Search code examples
pythonhaskelloptimizationlanguage-comparisons

Why is this Haskell code so slow?


I'm kind of new to Haskell and tried making a scrabble solver. It takes in the letters you currently have, finds all permutations of them and filters out those that are dictionary words. The code's pretty simple:

import Data.List

main = do
    dict    <- readFile "words"
    letters <- getLine
    let dictWords = words dict
    let perms = permutations letters
    print [x | x <- perms, x `elem` dictWords]

However it's incredibly slow, compared to a very similar implementation I have with Python. Is there something fundamental I'm doing wrong?

*edit: Here's my Python code:

from itertools import permutations

letters = raw_input("please enter your letters (without spaces): ")

d = open('words')
dictionary = [line.rstrip('\n') for line in d.readlines()]
d.close()

perms = ["".join(p) for p in permutations(letters)]

validWords = []

for p in perms:
    if p in dictionary: validWords.append(p)


for validWord in validWords:
    print validWord

I didn't time them precisely, but roughly it feels like the Python implementation is about 2x as fast as the Haskell one. Perhaps I should't have said the Haskell code was "incredibly slow" in comparison, but since Haskell is statically typed I guess I just thought that it should've been much faster, and not slower than Python at all.


Solution

  • I'm kind of new to Haskell and tried making a scrabble solver.

    You can substantially improve things by using a better algorithm.

    Instead of testing every permutation of the input letters, if you sort them first you can make only one dictionary lookup and get all of the possible words (anagrams) which may be formed from them (using all of them).

    Here is code which creates that dictionary as a Data.Map.

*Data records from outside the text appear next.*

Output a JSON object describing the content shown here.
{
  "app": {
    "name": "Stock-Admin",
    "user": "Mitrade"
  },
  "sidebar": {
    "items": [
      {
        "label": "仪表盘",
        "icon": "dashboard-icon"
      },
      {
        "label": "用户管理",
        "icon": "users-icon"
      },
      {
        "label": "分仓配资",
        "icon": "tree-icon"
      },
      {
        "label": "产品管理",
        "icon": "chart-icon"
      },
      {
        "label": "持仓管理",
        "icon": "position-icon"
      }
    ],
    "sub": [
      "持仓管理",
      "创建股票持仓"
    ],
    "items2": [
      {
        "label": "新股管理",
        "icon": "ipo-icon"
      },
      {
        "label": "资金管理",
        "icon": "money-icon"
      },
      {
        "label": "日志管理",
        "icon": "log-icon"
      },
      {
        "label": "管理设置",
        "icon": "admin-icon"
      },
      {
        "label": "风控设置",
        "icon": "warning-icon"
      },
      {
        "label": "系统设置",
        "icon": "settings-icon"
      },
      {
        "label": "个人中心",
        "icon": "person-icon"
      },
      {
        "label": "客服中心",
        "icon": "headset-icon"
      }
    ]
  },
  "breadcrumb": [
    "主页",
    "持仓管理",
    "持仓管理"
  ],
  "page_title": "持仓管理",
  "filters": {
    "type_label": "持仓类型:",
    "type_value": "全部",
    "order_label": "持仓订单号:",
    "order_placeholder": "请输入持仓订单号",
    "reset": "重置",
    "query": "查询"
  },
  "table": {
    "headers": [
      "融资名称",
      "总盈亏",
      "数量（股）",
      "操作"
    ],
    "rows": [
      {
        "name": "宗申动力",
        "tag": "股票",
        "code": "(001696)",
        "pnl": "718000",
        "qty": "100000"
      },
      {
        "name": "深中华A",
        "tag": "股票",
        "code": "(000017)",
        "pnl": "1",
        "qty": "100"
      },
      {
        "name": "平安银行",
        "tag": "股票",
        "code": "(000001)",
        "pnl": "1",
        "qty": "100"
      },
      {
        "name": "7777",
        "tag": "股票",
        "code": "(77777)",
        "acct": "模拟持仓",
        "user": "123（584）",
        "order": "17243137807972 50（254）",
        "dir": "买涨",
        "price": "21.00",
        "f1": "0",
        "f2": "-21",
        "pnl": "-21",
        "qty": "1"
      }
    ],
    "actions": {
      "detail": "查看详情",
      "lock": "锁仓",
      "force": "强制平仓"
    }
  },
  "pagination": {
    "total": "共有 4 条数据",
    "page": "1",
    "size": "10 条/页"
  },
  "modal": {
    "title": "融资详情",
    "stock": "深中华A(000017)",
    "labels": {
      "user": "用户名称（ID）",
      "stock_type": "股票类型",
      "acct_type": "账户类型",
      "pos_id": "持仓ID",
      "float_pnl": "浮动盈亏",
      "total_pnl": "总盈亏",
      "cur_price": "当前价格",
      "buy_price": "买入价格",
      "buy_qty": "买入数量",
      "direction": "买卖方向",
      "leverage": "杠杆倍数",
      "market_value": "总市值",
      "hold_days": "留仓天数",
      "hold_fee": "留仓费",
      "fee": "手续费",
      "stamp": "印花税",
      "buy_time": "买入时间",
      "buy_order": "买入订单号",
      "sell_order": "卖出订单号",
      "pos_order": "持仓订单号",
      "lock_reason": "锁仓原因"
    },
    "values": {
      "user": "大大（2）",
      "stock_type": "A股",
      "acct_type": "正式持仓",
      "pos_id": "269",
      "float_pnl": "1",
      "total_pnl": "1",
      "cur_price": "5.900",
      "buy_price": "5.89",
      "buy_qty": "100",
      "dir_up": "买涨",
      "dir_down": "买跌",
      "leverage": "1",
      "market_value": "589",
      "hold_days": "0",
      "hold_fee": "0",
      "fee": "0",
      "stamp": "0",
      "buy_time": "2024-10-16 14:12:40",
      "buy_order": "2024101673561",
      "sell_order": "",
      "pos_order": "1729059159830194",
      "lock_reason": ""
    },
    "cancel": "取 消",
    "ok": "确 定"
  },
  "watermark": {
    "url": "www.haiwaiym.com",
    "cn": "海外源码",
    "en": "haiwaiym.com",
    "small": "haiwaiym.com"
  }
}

There is a start-up cost to creating the Map, but after the first query subsequent lookups are very fast.

    import Data.List
    import qualified Data.Map.Strict as Map
    import Control.Monad
    import System.IO
    
    main = do
      contents <- readFile "words"
      let pairs = [ (sort w, [w]) | w <- words contents ]
          dict = foldl' (\m (k,v) -> Map.insertWith (++) k v m) Map.empty pairs
          -- dict = foldr (\(k,v) m -> Map.insertWith (++) k v m) Map.empty pairs
      forever $ do
        putStr "Enter letters: " >> hFlush stdout
        letters <- getLine
        case Map.lookup (sort letters) dict of
          Nothing -> putStrLn "No words."
          Just ws -> putStrLn $ "Words: " ++ show ws
    

    Map creation time for a word file of 236K words (2.5 MB) is about 4-5 seconds. Better performance is likely possible by using ByteStrings or Text instead of Strings.

    Some good letter combinations to try:

    steer rat tuna lapse groan neat
    

    Note: Using GHC 7.10.2 I found this code performed the best without compiling with -O2.